Também não deve ser nova a indignação contra essas importações. Justificada, concedo, de vez em quando: para quê palavras estrangeiras para dizer coisas que não custa nada dizer em português? Também reajo mal a estarem sempre a arranjar-se maneiras novas de dizer coisas que não precisam nada de ser ditas com outras palavras, sejam elas importadas ou não. Mas nem sempre é fácil saber quando há que importar ou cunhar palavras novas e há muitas reações exageradas a certos estrangeirismos ou neologismos. Já aqui falei algumas vezes disso, hoje tenho mais um exemplo muito concreto de uma reação provavelmente exagerada — com a melhor das intenções: irritava-se um amigo meu com o que ele considerava uma perfeita estupidez, usar inicializar em vez de iniciar um programa de computador. É certo que inicializar é um neologismo que é uma tradução do inglês com um cognato, o que muitas vezes dá disparate. Mas é preciso ver que initialise não é initiate. Initiate, sim, significa «iniciar». Mais ou menos, vá. Initiate ou start são «iniciar». Mas initialise é pôr nos valores de base, no estado inicial. E pode, por isso, considerar-se um neologismo bem formado, porque o sufixo -izar é precisamente muito produtivo para formar verbos a partir de adjetivos, tendo sempre o valor de «tornar x»: humanizar é tornar humano, realizar é tornal real, concretizar é tornar concreto e assim sucessivamente[2]. A malta da informática não é toda pedante, nem há mais pedantes entre os informáticos que noutro grupo profissional qualquer. Mas, como os mecânicos ou as costureiras, têm de arranjar palavras que lhes deem jeito para trabalhar. É certo que podiam dizer «pôr os valores a zero» ou «voltar ao estado inicial», mas é pouco prático, sobretudo quando depois tem de se arranjar nomes correspondentes aos verbos. E, se inicializar é um neologismo bem formado e que diz bem o que deve dizer, porque não usá-lo?

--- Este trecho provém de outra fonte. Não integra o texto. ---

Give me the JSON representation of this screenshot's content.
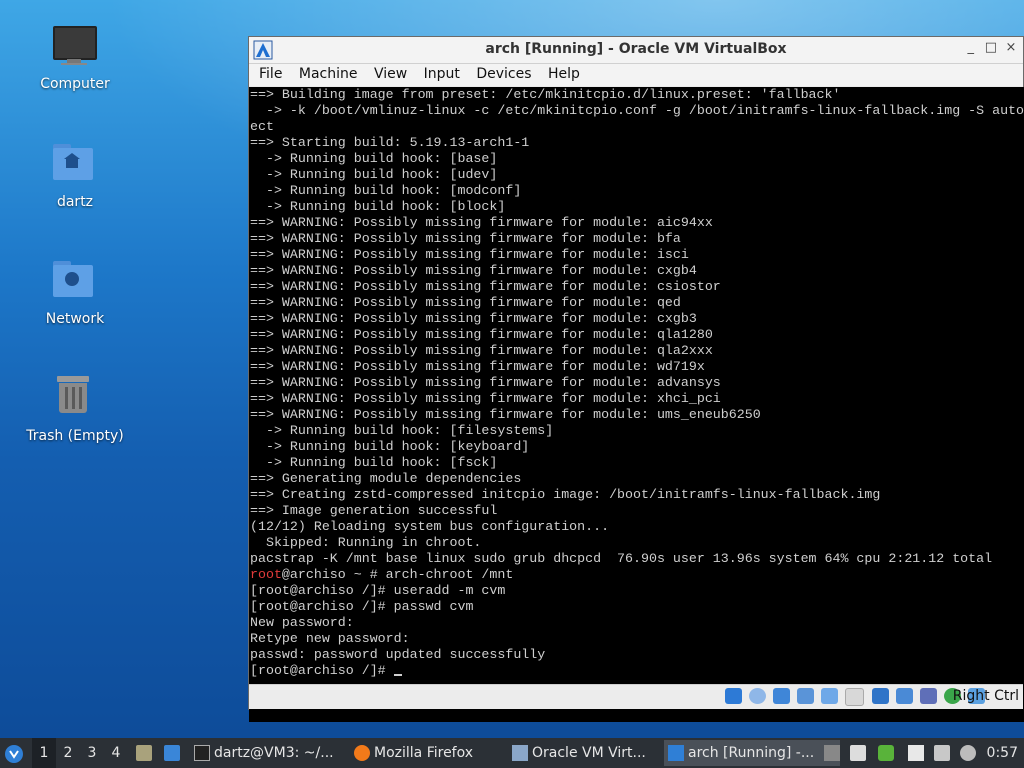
{
  "desktop": {
    "icons": [
      {
        "label": "Computer",
        "icon": "monitor-icon"
      },
      {
        "label": "dartz",
        "icon": "home-folder-icon"
      },
      {
        "label": "Network",
        "icon": "network-folder-icon"
      },
      {
        "label": "Trash (Empty)",
        "icon": "trash-icon"
      }
    ]
  },
  "vbox": {
    "title": "arch [Running] - Oracle VM VirtualBox",
    "window_controls": [
      "_",
      "□",
      "×"
    ],
    "menu": [
      "File",
      "Machine",
      "View",
      "Input",
      "Devices",
      "Help"
    ],
    "host_key": "Right Ctrl"
  },
  "console": {
    "lines": [
      "==> Building image from preset: /etc/mkinitcpio.d/linux.preset: 'fallback'",
      "  -> -k /boot/vmlinuz-linux -c /etc/mkinitcpio.conf -g /boot/initramfs-linux-fallback.img -S autod",
      "ect",
      "==> Starting build: 5.19.13-arch1-1",
      "  -> Running build hook: [base]",
      "  -> Running build hook: [udev]",
      "  -> Running build hook: [modconf]",
      "  -> Running build hook: [block]",
      "==> WARNING: Possibly missing firmware for module: aic94xx",
      "==> WARNING: Possibly missing firmware for module: bfa",
      "==> WARNING: Possibly missing firmware for module: isci",
      "==> WARNING: Possibly missing firmware for module: cxgb4",
      "==> WARNING: Possibly missing firmware for module: csiostor",
      "==> WARNING: Possibly missing firmware for module: qed",
      "==> WARNING: Possibly missing firmware for module: cxgb3",
      "==> WARNING: Possibly missing firmware for module: qla1280",
      "==> WARNING: Possibly missing firmware for module: qla2xxx",
      "==> WARNING: Possibly missing firmware for module: wd719x",
      "==> WARNING: Possibly missing firmware for module: advansys",
      "==> WARNING: Possibly missing firmware for module: xhci_pci",
      "==> WARNING: Possibly missing firmware for module: ums_eneub6250",
      "  -> Running build hook: [filesystems]",
      "  -> Running build hook: [keyboard]",
      "  -> Running build hook: [fsck]",
      "==> Generating module dependencies",
      "==> Creating zstd-compressed initcpio image: /boot/initramfs-linux-fallback.img",
      "==> Image generation successful",
      "(12/12) Reloading system bus configuration...",
      "  Skipped: Running in chroot.",
      "pacstrap -K /mnt base linux sudo grub dhcpcd  76.90s user 13.96s system 64% cpu 2:21.12 total",
      "~ # arch-chroot /mnt",
      "[root@archiso /]# useradd -m cvm",
      "[root@archiso /]# passwd cvm",
      "New password:",
      "Retype new password:",
      "passwd: password updated successfully",
      "[root@archiso /]# "
    ],
    "red_prefix": "root",
    "prompt_host": "@archiso "
  },
  "taskbar": {
    "workspaces": [
      "1",
      "2",
      "3",
      "4"
    ],
    "active_workspace": "1",
    "tasks": [
      {
        "label": "dartz@VM3: ~/...",
        "icon": "terminal-icon"
      },
      {
        "label": "Mozilla Firefox",
        "icon": "firefox-icon"
      },
      {
        "label": "Oracle VM Virt...",
        "icon": "virtualbox-icon"
      },
      {
        "label": "arch [Running] -...",
        "icon": "arch-icon"
      }
    ],
    "clock": "0:57"
  },
  "colors": {
    "accent": "#1d78c9",
    "console_red": "#e23b3b",
    "taskbar_bg": "#2b3036"
  }
}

Dos estrangeirismos que se usam em determinada altura, uns ficam e outros não. O vocabulário do futebol, para dar um exemplo simples, era todo ele inglês quando a modalidade surgiu, mas nem todos os termos ficaram: já ninguém fiz match, nem forwards nem half-backs, nem outras palavras futebolísticas que se diziam há uma centena de anos, como já ninguém diz shake-hands, uma expressão que me lembro de ver em textos de Eça de Queiroz. Não sei se alguém ainda chamará poche a uma bolsa de guardar agulhas e carros de linhas, ou se alguém ainda vai à cabeleireira fazer uma mise en pli, mas, nalguns dicionários, relais já só aparece com a grafia portuguesa relé (e acho muito bem). É assim a vida. Os estrangeirismos que ficam, naturalizam-se e deixam de ser estrangeirismos: botas ou constatar, duas palavras importadas do francês, são agora palavras tão genuinamente portuguesas como o hão de ser em breve, sei lá, alocação ou dauneloude, perdão, download[4]...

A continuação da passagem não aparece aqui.